Oui, le gluten cause problème chez une certaine partie de la population, peut-être 1%, peut-être un peu plus, mais on n’est pas vraiment certain de qui devrait réellement l’éliminer. Chose certaine, il ne faut pas éliminer le gluten sans d’abord passer des tests médicaux pour évaluer ce qui cause problème. On risque souvent de passer à côté du problème réel lorsqu’on s’auto diagnostique.

Oui, mais moi, ça a fonctionné!

Là où tout cela devient plus nébuleux, c’est lorsque des gens témoignent de bienfaits sur leur santé en ayant appliqué tel remède miracle non supporté par la science. Personnellement, je crois beaucoup en l’effet placebo dans plusieurs de ces cas, mais il est tout à fait possible que certains remèdes fonctionnent réellement, même si on n’a rien découvert d’un point de vue scientifique. Après tout, il est utopique de croire que la science sait tout.

Le cas du gluten est particulièrement intéressant. Peut-être que le gluten cause réellement problème, mais la science n’est pas là pour le supporter.
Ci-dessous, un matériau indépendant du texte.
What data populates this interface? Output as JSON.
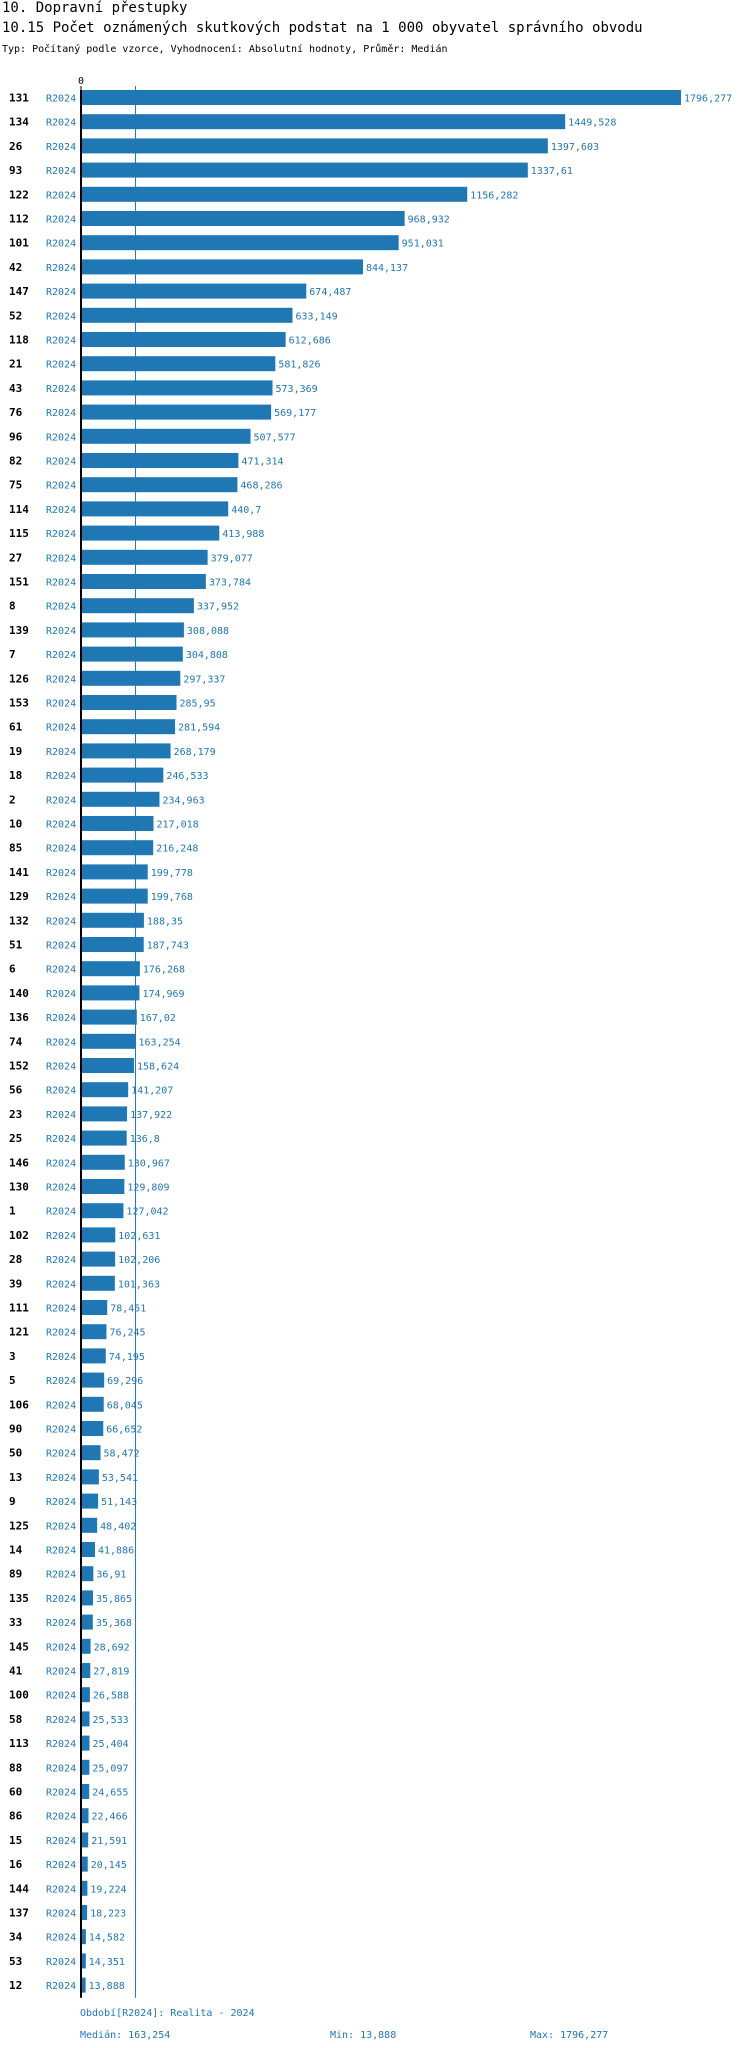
{
  "header": {
    "title": "10. Dopravní přestupky",
    "subtitle": "10.15 Počet oznámených skutkových podstat na 1 000 obyvatel správního obvodu",
    "info": "Typ: Počítaný podle vzorce, Vyhodnocení: Absolutní hodnoty, Průměr: Medián"
  },
  "footer": {
    "period": "Období[R2024]: Realita - 2024",
    "median": "Medián: 163,254",
    "min": "Min: 13,888",
    "max": "Max: 1796,277"
  },
  "colors": {
    "bar": "#1f77b4",
    "label": "#1f77b4",
    "axis": "#000000"
  },
  "chart_data": {
    "type": "bar",
    "orientation": "horizontal",
    "axis_zero_label": "0",
    "median_value": 163.254,
    "xlim": [
      0,
      1796.277
    ],
    "rows": [
      {
        "id": "131",
        "series": "R2024",
        "value": 1796.277,
        "label": "1796,277"
      },
      {
        "id": "134",
        "series": "R2024",
        "value": 1449.528,
        "label": "1449,528"
      },
      {
        "id": "26",
        "series": "R2024",
        "value": 1397.603,
        "label": "1397,603"
      },
      {
        "id": "93",
        "series": "R2024",
        "value": 1337.61,
        "label": "1337,61"
      },
      {
        "id": "122",
        "series": "R2024",
        "value": 1156.282,
        "label": "1156,282"
      },
      {
        "id": "112",
        "series": "R2024",
        "value": 968.932,
        "label": "968,932"
      },
      {
        "id": "101",
        "series": "R2024",
        "value": 951.031,
        "label": "951,031"
      },
      {
        "id": "42",
        "series": "R2024",
        "value": 844.137,
        "label": "844,137"
      },
      {
        "id": "147",
        "series": "R2024",
        "value": 674.487,
        "label": "674,487"
      },
      {
        "id": "52",
        "series": "R2024",
        "value": 633.149,
        "label": "633,149"
      },
      {
        "id": "118",
        "series": "R2024",
        "value": 612.686,
        "label": "612,686"
      },
      {
        "id": "21",
        "series": "R2024",
        "value": 581.826,
        "label": "581,826"
      },
      {
        "id": "43",
        "series": "R2024",
        "value": 573.369,
        "label": "573,369"
      },
      {
        "id": "76",
        "series": "R2024",
        "value": 569.177,
        "label": "569,177"
      },
      {
        "id": "96",
        "series": "R2024",
        "value": 507.577,
        "label": "507,577"
      },
      {
        "id": "82",
        "series": "R2024",
        "value": 471.314,
        "label": "471,314"
      },
      {
        "id": "75",
        "series": "R2024",
        "value": 468.286,
        "label": "468,286"
      },
      {
        "id": "114",
        "series": "R2024",
        "value": 440.7,
        "label": "440,7"
      },
      {
        "id": "115",
        "series": "R2024",
        "value": 413.988,
        "label": "413,988"
      },
      {
        "id": "27",
        "series": "R2024",
        "value": 379.077,
        "label": "379,077"
      },
      {
        "id": "151",
        "series": "R2024",
        "value": 373.784,
        "label": "373,784"
      },
      {
        "id": "8",
        "series": "R2024",
        "value": 337.952,
        "label": "337,952"
      },
      {
        "id": "139",
        "series": "R2024",
        "value": 308.088,
        "label": "308,088"
      },
      {
        "id": "7",
        "series": "R2024",
        "value": 304.808,
        "label": "304,808"
      },
      {
        "id": "126",
        "series": "R2024",
        "value": 297.337,
        "label": "297,337"
      },
      {
        "id": "153",
        "series": "R2024",
        "value": 285.95,
        "label": "285,95"
      },
      {
        "id": "61",
        "series": "R2024",
        "value": 281.594,
        "label": "281,594"
      },
      {
        "id": "19",
        "series": "R2024",
        "value": 268.179,
        "label": "268,179"
      },
      {
        "id": "18",
        "series": "R2024",
        "value": 246.533,
        "label": "246,533"
      },
      {
        "id": "2",
        "series": "R2024",
        "value": 234.963,
        "label": "234,963"
      },
      {
        "id": "10",
        "series": "R2024",
        "value": 217.018,
        "label": "217,018"
      },
      {
        "id": "85",
        "series": "R2024",
        "value": 216.248,
        "label": "216,248"
      },
      {
        "id": "141",
        "series": "R2024",
        "value": 199.778,
        "label": "199,778"
      },
      {
        "id": "129",
        "series": "R2024",
        "value": 199.768,
        "label": "199,768"
      },
      {
        "id": "132",
        "series": "R2024",
        "value": 188.35,
        "label": "188,35"
      },
      {
        "id": "51",
        "series": "R2024",
        "value": 187.743,
        "label": "187,743"
      },
      {
        "id": "6",
        "series": "R2024",
        "value": 176.268,
        "label": "176,268"
      },
      {
        "id": "140",
        "series": "R2024",
        "value": 174.969,
        "label": "174,969"
      },
      {
        "id": "136",
        "series": "R2024",
        "value": 167.02,
        "label": "167,02"
      },
      {
        "id": "74",
        "series": "R2024",
        "value": 163.254,
        "label": "163,254"
      },
      {
        "id": "152",
        "series": "R2024",
        "value": 158.624,
        "label": "158,624"
      },
      {
        "id": "56",
        "series": "R2024",
        "value": 141.207,
        "label": "141,207"
      },
      {
        "id": "23",
        "series": "R2024",
        "value": 137.922,
        "label": "137,922"
      },
      {
        "id": "25",
        "series": "R2024",
        "value": 136.8,
        "label": "136,8"
      },
      {
        "id": "146",
        "series": "R2024",
        "value": 130.967,
        "label": "130,967"
      },
      {
        "id": "130",
        "series": "R2024",
        "value": 129.809,
        "label": "129,809"
      },
      {
        "id": "1",
        "series": "R2024",
        "value": 127.042,
        "label": "127,042"
      },
      {
        "id": "102",
        "series": "R2024",
        "value": 102.631,
        "label": "102,631"
      },
      {
        "id": "28",
        "series": "R2024",
        "value": 102.206,
        "label": "102,206"
      },
      {
        "id": "39",
        "series": "R2024",
        "value": 101.363,
        "label": "101,363"
      },
      {
        "id": "111",
        "series": "R2024",
        "value": 78.451,
        "label": "78,451"
      },
      {
        "id": "121",
        "series": "R2024",
        "value": 76.245,
        "label": "76,245"
      },
      {
        "id": "3",
        "series": "R2024",
        "value": 74.195,
        "label": "74,195"
      },
      {
        "id": "5",
        "series": "R2024",
        "value": 69.296,
        "label": "69,296"
      },
      {
        "id": "106",
        "series": "R2024",
        "value": 68.045,
        "label": "68,045"
      },
      {
        "id": "90",
        "series": "R2024",
        "value": 66.652,
        "label": "66,652"
      },
      {
        "id": "50",
        "series": "R2024",
        "value": 58.472,
        "label": "58,472"
      },
      {
        "id": "13",
        "series": "R2024",
        "value": 53.541,
        "label": "53,541"
      },
      {
        "id": "9",
        "series": "R2024",
        "value": 51.143,
        "label": "51,143"
      },
      {
        "id": "125",
        "series": "R2024",
        "value": 48.402,
        "label": "48,402"
      },
      {
        "id": "14",
        "series": "R2024",
        "value": 41.886,
        "label": "41,886"
      },
      {
        "id": "89",
        "series": "R2024",
        "value": 36.91,
        "label": "36,91"
      },
      {
        "id": "135",
        "series": "R2024",
        "value": 35.865,
        "label": "35,865"
      },
      {
        "id": "33",
        "series": "R2024",
        "value": 35.368,
        "label": "35,368"
      },
      {
        "id": "145",
        "series": "R2024",
        "value": 28.692,
        "label": "28,692"
      },
      {
        "id": "41",
        "series": "R2024",
        "value": 27.819,
        "label": "27,819"
      },
      {
        "id": "100",
        "series": "R2024",
        "value": 26.588,
        "label": "26,588"
      },
      {
        "id": "58",
        "series": "R2024",
        "value": 25.533,
        "label": "25,533"
      },
      {
        "id": "113",
        "series": "R2024",
        "value": 25.404,
        "label": "25,404"
      },
      {
        "id": "88",
        "series": "R2024",
        "value": 25.097,
        "label": "25,097"
      },
      {
        "id": "60",
        "series": "R2024",
        "value": 24.655,
        "label": "24,655"
      },
      {
        "id": "86",
        "series": "R2024",
        "value": 22.466,
        "label": "22,466"
      },
      {
        "id": "15",
        "series": "R2024",
        "value": 21.591,
        "label": "21,591"
      },
      {
        "id": "16",
        "series": "R2024",
        "value": 20.145,
        "label": "20,145"
      },
      {
        "id": "144",
        "series": "R2024",
        "value": 19.224,
        "label": "19,224"
      },
      {
        "id": "137",
        "series": "R2024",
        "value": 18.223,
        "label": "18,223"
      },
      {
        "id": "34",
        "series": "R2024",
        "value": 14.582,
        "label": "14,582"
      },
      {
        "id": "53",
        "series": "R2024",
        "value": 14.351,
        "label": "14,351"
      },
      {
        "id": "12",
        "series": "R2024",
        "value": 13.888,
        "label": "13,888"
      }
    ]
  }
}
Peut-être que dans 10 ans ce sera une autre histoire, mais, comme je le disais d’entrée de jeu, j’ai la profonde conviction qu’on doit se fier à la science puisqu’elle est le meilleur outil qu’on possède, à mon avis, pour découvrir la « vérité ».

Cependant, comme professionnel de la santé, on doit toujours balancer les bénéfices et les risques d’un traitement. Lorsqu’un client/patient vient nous voir, qu’il a un problème qui le fait souffrir depuis de nombreuses années et qu’aucun remède ne l’a aidé, ce n’est peut-être pas grave qu’il décide de tenter ce genre de régimes « miracles ». Tant que nous sommes là pour les épauler et pour s’assurer qu’ils ne causent pas plus de tort que de bien, ce n’est pas la fin du monde. Et si ça marche, même si on ne peut l’expliquer, on est simplement content que quelqu’un se sente bien.
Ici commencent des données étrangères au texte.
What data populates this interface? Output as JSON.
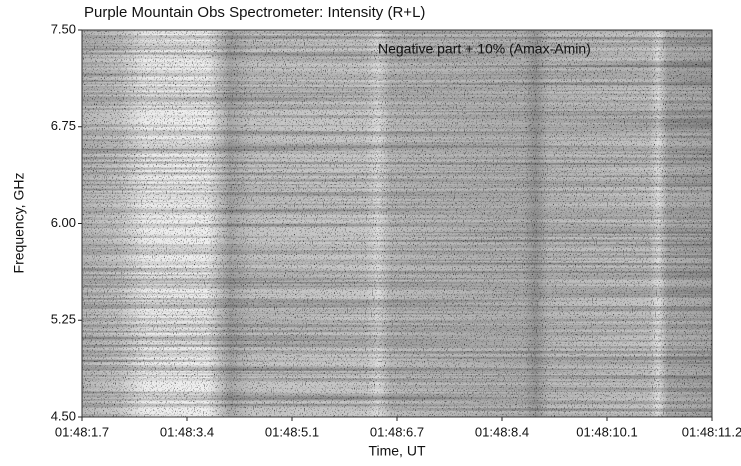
{
  "chart_data": {
    "type": "spectrogram",
    "title": "Purple Mountain Obs Spectrometer: Intensity (R+L)",
    "annotation": "Negative part + 10% (Amax-Amin)",
    "x_label": "Time, UT",
    "y_label": "Frequency, GHz",
    "xticks": [
      "01:48:1.7",
      "01:48:3.4",
      "01:48:5.1",
      "01:48:6.7",
      "01:48:8.4",
      "01:48:10.1",
      "01:48:11.2"
    ],
    "ylim": [
      4.5,
      7.5
    ],
    "yticks": [
      {
        "value": 7.5,
        "label": "7.50"
      },
      {
        "value": 6.75,
        "label": "6.75"
      },
      {
        "value": 6,
        "label": "6.00"
      },
      {
        "value": 5.25,
        "label": "5.25"
      },
      {
        "value": 4.5,
        "label": "4.50"
      }
    ]
  }
}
Mais c’est là où mon appui s’arrête. En « one on one », il y a moyen de moyenner, mais faire ce genre de recommandation au public va entièrement contre mes convictions scientifiques.

Et les aliments dans tout ça?

Dans ce débat scientifique, il y a une chose qu’on oublie souvent de mentionner. Si on fait fi des recommandations alimentaires, ce livre, c’est simplement un livre de recettes. Et les recettes, sont-elles bonnes? Sont-elles intéressantes? À mon avis, oui.

Tout le monde sait que la façon dont les Nord-Américains s’alimentent est assez problématique. La montée en flèche des maladies chroniques en est un bon exemple. Aliments transformés, plein de sucre, de gras, de sel, quantités monstrueuses de viande… Il faut changer cela.

L’intérêt pour moi de ce genre de livre de recettes, c’est qu’on part dans un tout autre univers culinaire où les aliments de base sont mis sur un piédestal. Les ingrédients, aliments et techniques culinaires proposés ne peuvent qu’ajouter une diversité alimentaire bénéfique pour la santé. À condition, bien sûr, de ne pas exclure les aliments habituels. J’avais d’ailleurs un peu la même remarque avec le livre de recettes de Crudessence. Même si je n’adhère pas aux principes de base du crudivorisme, je crois que tout le monde gagnerait à inclure des germinations ou des plats crus dans son alimentation de temps en temps. Je déplore seulement que l’on doive toujours apposer des bienfaits aux aliments pour que les gens s’y intéressent. Ne peut-on pas simplement les manger parce qu’ils ont bon goût!?

Est-ce que certains aliments sont intrinsèquement toxiques? Non. Existe-t-il des aliments ou nutriments miracles pour conserver la santé? Non. C’est la diversité alimentaire qui est la clé de la santé, et ça, tout le monde s’entend pour le dire.